Differential Diagnosis

Extravulvar pathological findings, including reflex sympathetic dystrophy and lesions of the lumbar plexus, nerve roots, and spinal cord, can mimic the pain of vulvodynia and must be included in the differential diagnosis.

As mentioned earlier, because of the disastrous results of missing a diagnosis of pelvic or vulvar malignancy when evaluating and treating patients thought to have vulvodynia, it is mandatory that malignancy be high on the list of differential diagnostic possibilities.

How is clitoral priapism treated?

The foundation of treatment of clitoral priapism is to first identify the factor responsible for the symptoms and then immediately remove it.

Because most cases of both male and female priapism are drug induced, a careful drug history looking at both legal and illegal drugs is mandatory.

A history of spider bite or painful insect stings also should be ascertained because the venom of both black widow spiders and scorpions can cause priapism.

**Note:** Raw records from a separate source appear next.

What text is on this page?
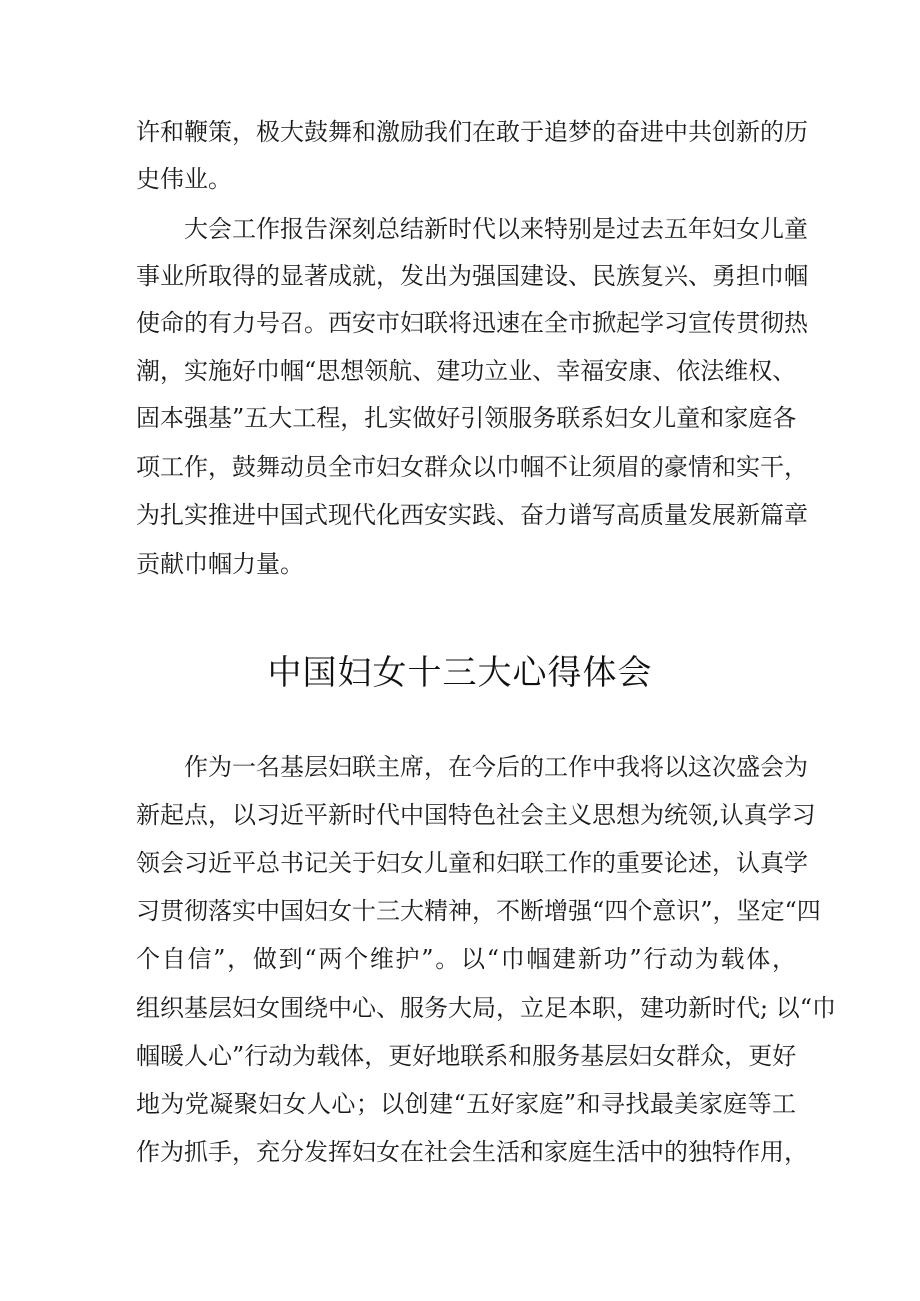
许和鞭策，极大鼓舞和激励我们在敢于追梦的奋进中共创新的历
史伟业。
大会工作报告深刻总结新时代以来特别是过去五年妇女儿童
事业所取得的显著成就，发出为强国建设、民族复兴、勇担巾帼
使命的有力号召。西安市妇联将迅速在全市掀起学习宣传贯彻热
潮，实施好巾帼“思想领航、建功立业、幸福安康、依法维权、
固本强基”五大工程，扎实做好引领服务联系妇女儿童和家庭各
项工作，鼓舞动员全市妇女群众以巾帼不让须眉的豪情和实干，
为扎实推进中国式现代化西安实践、奋力谱写高质量发展新篇章
贡献巾帼力量。
中国妇女十三大心得体会
作为一名基层妇联主席，在今后的工作中我将以这次盛会为
新起点，以习近平新时代中国特色社会主义思想为统领,认真学习
领会习近平总书记关于妇女儿童和妇联工作的重要论述，认真学
习贯彻落实中国妇女十三大精神，不断增强“四个意识”，坚定“四
个自信”，做到“两个维护”。以“巾帼建新功”行动为载体，
组织基层妇女围绕中心、服务大局，立足本职，建功新时代; 以“巾
帼暖人心”行动为载体，更好地联系和服务基层妇女群众，更好
地为党凝聚妇女人心；以创建“五好家庭”和寻找最美家庭等工
作为抓手，充分发挥妇女在社会生活和家庭生活中的独特作用，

Empiric treatment with alpha-adrenergic drugs such as phenylephrine and phenylpropanolamine should be initiated with careful monitoring of the patient’s cardiovascular status.

Oral pseudoephedrine has also been reported to treat clitoral priapism. Intracavernosal injection of phenylephrine may be effective in the treatment of refractory clitoral priapism. If the clitoral priapism persists, corporal-spongiosum shunt surgery may be required on an emergent basis.

Complications

The major pitfalls in the care of a patient with clitoral priapism are threefold: (1) the misdiagnosis of extraclitoral pathological processes responsible for the pain, (2) the failure to identify clitoral or vulvar or pelvic malignancy or both, and (3) the failure to address the psychological issues surrounding the pain.

Clinical Pearls

The most common cause of clitoral priapism is drug-induced clitoral dysfunction.

The clinician should be aware that the relationship of the genitalia to the female psyche presents some unique challenges when treating patients with clitoral priapism.

The behavioral and psychological issues must be addressed concurrently with the medical issues if treatment is to be successful.

The possibility for vulvar or pelvic malignancy is ever present and should be carefully sought in all patients thought to have clitoral priapism.

Sources

Modified from Bruni V, Pontello V, Dei M, et al. Hemangioma of the clitoris presenting as clitoromegaly: a case report. J Pediatr Adolesc Gynecol. 2009;22:e137–e138.